Earnings typically slow or even contract as bull markets mature, and historically, slowing earnings haven't automatically meant slowing equity returns. As Exhibit 1 shows, when earnings have slowed or contracted during bull markets, stocks have averaged double digits over the following year.
Exhibit 1: Slowing/Declining EPS Growth and 12-Month Forward Returns
[Related -Long-term Relationships and Credit Scores]
Source: Global Financial Data, Inc., S&P 500, Fisher Investments Research, as of 10/31/2012.
Case in point: Earnings growth slowed during much of the 1990s bull market, but stocks marched on. (Exhibits 2 and 3.)
Exhibit 2: S&P 500 EPS Growth (y/y), 1990 – 1999
[Related -In Defense Of Rolling Return Charts]
Source: Thomson Reuters, Standard and Poor's, as of 10/31/2012.
Exhibit 3: S&P 500 Total Return, 1990 – 1999
Source: Thomson Reuters, as of 10/31/2012.

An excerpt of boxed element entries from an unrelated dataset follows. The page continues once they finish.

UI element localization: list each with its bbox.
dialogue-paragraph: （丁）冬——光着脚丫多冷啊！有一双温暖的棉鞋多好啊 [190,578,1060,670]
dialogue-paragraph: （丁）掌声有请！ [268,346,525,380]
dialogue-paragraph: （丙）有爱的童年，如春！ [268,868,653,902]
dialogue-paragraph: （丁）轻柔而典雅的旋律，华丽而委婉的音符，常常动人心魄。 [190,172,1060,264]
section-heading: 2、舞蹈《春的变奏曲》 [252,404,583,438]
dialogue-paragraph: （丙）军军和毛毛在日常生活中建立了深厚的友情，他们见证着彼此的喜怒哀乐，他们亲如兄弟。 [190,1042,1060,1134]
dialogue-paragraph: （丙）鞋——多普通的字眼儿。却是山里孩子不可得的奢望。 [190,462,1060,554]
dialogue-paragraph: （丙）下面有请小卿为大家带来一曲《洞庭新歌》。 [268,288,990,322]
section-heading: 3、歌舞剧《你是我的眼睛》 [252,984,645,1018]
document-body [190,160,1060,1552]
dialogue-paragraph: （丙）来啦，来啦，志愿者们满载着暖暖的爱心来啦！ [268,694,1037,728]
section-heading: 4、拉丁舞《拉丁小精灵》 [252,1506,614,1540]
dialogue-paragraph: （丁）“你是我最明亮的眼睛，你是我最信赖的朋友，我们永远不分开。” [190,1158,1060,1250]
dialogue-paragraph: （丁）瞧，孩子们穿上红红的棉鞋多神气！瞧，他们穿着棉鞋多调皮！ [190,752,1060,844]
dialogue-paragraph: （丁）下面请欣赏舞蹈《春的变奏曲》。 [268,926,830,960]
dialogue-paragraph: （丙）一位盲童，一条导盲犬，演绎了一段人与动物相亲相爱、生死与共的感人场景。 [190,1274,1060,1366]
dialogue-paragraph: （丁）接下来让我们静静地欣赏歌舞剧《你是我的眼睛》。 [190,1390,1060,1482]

One big reason Q3 earnings were flattish: Q3 2011 set a high benchmark for y/y comparisons. Then, aggregate EPS grew nearly 20% y/y, logging an all-time high of $239.2 billion. Gangbusters growth off that high base would be a somewhat unreasonable expectation, especially after 3.5 years of bull market and 11 straight quarters of EPS growth—hence, when earnings season began, analysts expected a modest contraction. That results defied expectations and aggregate earnings inched up to $239.3 billion is nothing to sneeze at.
Taking a more granular look, while aggregate earnings barely grew, results weren't uniformly weak. Five sectors saw earnings growth, with Consumer Discretionary leading the way at 12.3% y/y. Energy and Materials provided most of the weakness. Their aggregate EPS fell -16.4% and -26.6%, respectively, mostly due to falling commodity prices—not necessarily a sign of economic weakness. In fact, cheaper commodities could buoy other industries' earnings in the period ahead due to reduced input costs. The sectoral disparity was even starker in top-line figures. Aggregate S&P 500 revenue-per-share (RPS) fell -0.8%, but only Energy and Materials contracted. The remaining sectors averaged 2.3% y/y aggregate RPS growth, signaling plenty of underlying health in the US economy.

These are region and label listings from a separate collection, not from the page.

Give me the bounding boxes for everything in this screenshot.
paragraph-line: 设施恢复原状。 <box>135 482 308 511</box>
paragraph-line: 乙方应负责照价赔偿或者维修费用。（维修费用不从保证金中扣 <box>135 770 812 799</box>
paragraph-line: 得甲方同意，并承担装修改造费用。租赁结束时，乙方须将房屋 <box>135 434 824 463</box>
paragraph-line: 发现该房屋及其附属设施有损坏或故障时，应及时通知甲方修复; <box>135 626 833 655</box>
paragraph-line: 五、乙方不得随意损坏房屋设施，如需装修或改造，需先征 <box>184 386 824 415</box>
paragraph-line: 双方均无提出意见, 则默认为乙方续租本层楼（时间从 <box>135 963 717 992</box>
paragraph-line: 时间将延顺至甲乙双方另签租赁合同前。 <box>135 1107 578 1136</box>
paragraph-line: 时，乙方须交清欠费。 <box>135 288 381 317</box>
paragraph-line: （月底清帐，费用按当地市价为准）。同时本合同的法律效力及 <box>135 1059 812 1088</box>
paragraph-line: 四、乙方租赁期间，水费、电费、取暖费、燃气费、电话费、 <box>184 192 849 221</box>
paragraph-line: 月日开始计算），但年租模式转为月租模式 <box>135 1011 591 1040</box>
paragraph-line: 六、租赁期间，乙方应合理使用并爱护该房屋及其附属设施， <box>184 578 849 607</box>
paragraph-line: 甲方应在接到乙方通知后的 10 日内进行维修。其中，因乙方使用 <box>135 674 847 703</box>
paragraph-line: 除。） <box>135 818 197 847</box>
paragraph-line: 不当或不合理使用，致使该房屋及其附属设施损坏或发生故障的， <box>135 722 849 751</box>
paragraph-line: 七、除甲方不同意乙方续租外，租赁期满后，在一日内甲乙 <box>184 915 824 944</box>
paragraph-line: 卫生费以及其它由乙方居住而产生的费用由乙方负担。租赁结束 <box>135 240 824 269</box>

So despite slowing earnings, stocks and the economy should be fine. But that doesn't mean all market segments have equally bright outlooks. As bull markets mature and earnings growth tapers, the biggest companies—those "mega caps" exceeding the market's weighted average market cap—tend to do best. In these environments, investors look for companies they believe best able to weather the storm. They seek traits like earnings stability, balance sheet strength, strong brand names, high market share and geographically diverse revenue streams—hallmarks of mega caps. Thus, the biggest firms have historically outperformed small cap by a wide margin in late-stage bull markets. This trend appeared to take hold earlier this year, and mega likely carries the torch for the foreseeable future.

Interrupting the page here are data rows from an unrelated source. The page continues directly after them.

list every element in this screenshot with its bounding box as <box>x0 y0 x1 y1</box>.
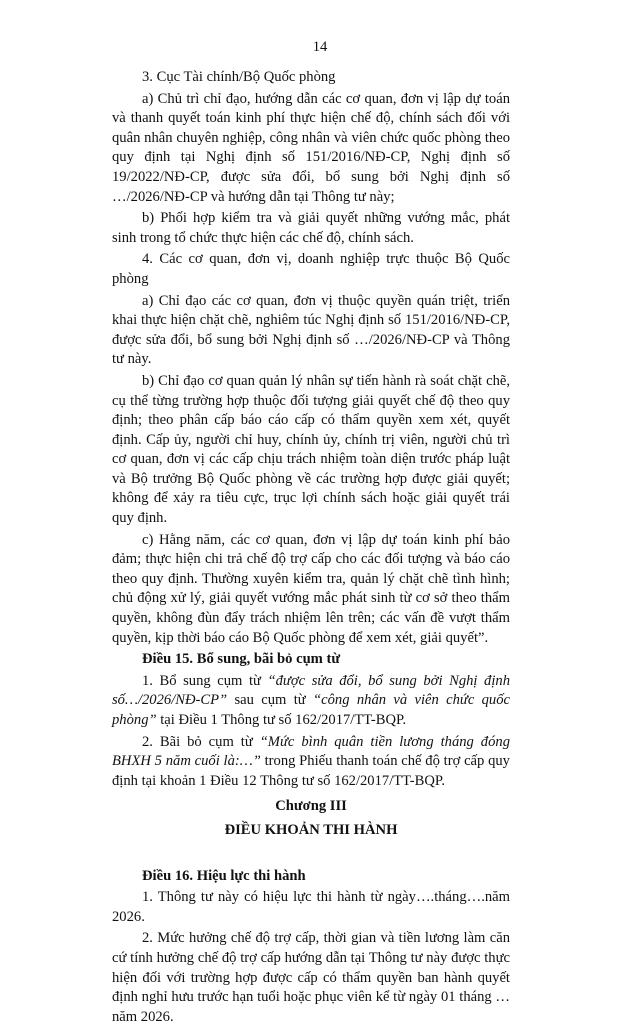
article-15-heading: Điều 15. Bổ sung, bãi bỏ cụm từ <box>142 651 341 668</box>
article-15-item-1-text-c: tại Điều 1 Thông tư số 162/2017/TT-BQP. <box>156 712 407 728</box>
chapter-title: ĐIỀU KHOẢN THI HÀNH <box>224 821 398 838</box>
article-15-item-2-text-a: 2. Bãi bỏ cụm từ <box>142 733 260 750</box>
chapter-number: Chương III <box>275 798 347 815</box>
article-16-heading: Điều 16. Hiệu lực thi hành <box>142 867 306 884</box>
article-15-item-1-text-b: sau cụm từ <box>227 692 314 709</box>
page-number: 14 <box>312 39 328 55</box>
page-body <box>112 68 510 1027</box>
article-15-item-2 <box>112 733 510 792</box>
section-3-b: b) Phối hợp kiểm tra và giải quyết những vướng mắc, phát sinh trong tổ chức thực hiện các chế độ, chính sách. <box>112 210 510 246</box>
section-4-a: a) Chỉ đạo các cơ quan, đơn vị thuộc quyền quán triệt, triển khai thực hiện chặt chẽ, nghiêm túc Nghị định số 151/2016/NĐ-CP, được sửa đổi, bổ sung bởi Nghị định số …/2026/NĐ-CP và Thông tư này. <box>112 292 510 368</box>
article-15-item-1-quote-1: “được sửa đổi, bổ sung bởi Nghị định số…/2026/NĐ-CP” <box>112 672 510 709</box>
section-3-title: 3. Cục Tài chính/Bộ Quốc phòng <box>142 69 336 85</box>
article-16-item-1: 1. Thông tư này có hiệu lực thi hành từ ngày….tháng….năm 2026. <box>112 889 510 925</box>
section-4-c: c) Hằng năm, các cơ quan, đơn vị lập dự toán kinh phí bảo đảm; thực hiện chi trả chế độ trợ cấp cho các đối tượng và báo cáo theo quy định. Thường xuyên kiểm tra, quản lý chặt chẽ tình hình; chủ động xử lý, giải quyết vướng mắc phát sinh từ cơ sở theo thẩm quyền, không đùn đẩy trách nhiệm lên trên; các vấn đề vượt thẩm quyền, kịp thời báo cáo Bộ Quốc phòng để xem xét, giải quyết”. <box>112 531 510 646</box>
article-15-item-2-text-b: trong Phiếu thanh toán chế độ trợ cấp quy định tại khoản 1 Điều 12 Thông tư số 162/2017/TT-BQP. <box>112 753 510 789</box>
article-15-item-2-quote: “Mức bình quân tiền lương tháng đóng BHXH 5 năm cuối là:…” <box>112 733 510 770</box>
section-3-a: a) Chủ trì chỉ đạo, hướng dẫn các cơ quan, đơn vị lập dự toán và thanh quyết toán kinh phí thực hiện chế độ, chính sách đối với quân nhân chuyên nghiệp, công nhân và viên chức quốc phòng theo quy định tại Nghị định số 151/2016/NĐ-CP, Nghị định số 19/2022/NĐ-CP, được sửa đổi, bổ sung bởi Nghị định số …/2026/NĐ-CP và hướng dẫn tại Thông tư này; <box>112 90 510 205</box>
article-15-item-1 <box>112 672 510 731</box>
article-15-item-1-quote-2: “công nhân và viên chức quốc phòng” <box>112 692 511 728</box>
section-4-title: 4. Các cơ quan, đơn vị, doanh nghiệp trực thuộc Bộ Quốc phòng <box>112 251 510 287</box>
article-15-item-1-text-a: 1. Bổ sung cụm từ <box>142 672 268 689</box>
article-16-item-2: 2. Mức hưởng chế độ trợ cấp, thời gian và tiền lương làm căn cứ tính hưởng chế độ trợ cấp hướng dẫn tại Thông tư này được thực hiện đối với trường hợp được cấp có thẩm quyền ban hành quyết định nghỉ hưu trước hạn tuổi hoặc phục viên kể từ ngày 01 tháng … năm 2026. <box>112 930 510 1025</box>
section-4-b: b) Chỉ đạo cơ quan quản lý nhân sự tiến hành rà soát chặt chẽ, cụ thể từng trường hợp thuộc đối tượng giải quyết chế độ theo quy định; theo phân cấp báo cáo cấp có thẩm quyền xem xét, quyết định. Cấp ủy, người chỉ huy, chính ủy, chính trị viên, người chủ trì cơ quan, đơn vị các cấp chịu trách nhiệm toàn diện trước pháp luật và Bộ trưởng Bộ Quốc phòng về các trường hợp được giải quyết; không để xảy ra tiêu cực, trục lợi chính sách hoặc giải quyết trái quy định. <box>112 372 510 527</box>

Looking ahead, a flattish Q3 doesn't mean earnings must stagnate—analysts expect growth to pick up. Aggregate EPS growth is currently expected to reaccelerate to 4.2% in Q4 and higher in 2013. Granted, expectations have ratcheted down in recent weeks, but that's been the case much of this bull market. Earnings have consistently beaten too-dour expectations, and that trend seems unlikely to abate soon. Yes, risks are ever-present, but fundamentals remain stronger than most appreciate. Corporations are healthy, growing and profitable, and in our view, this bull market has room to run.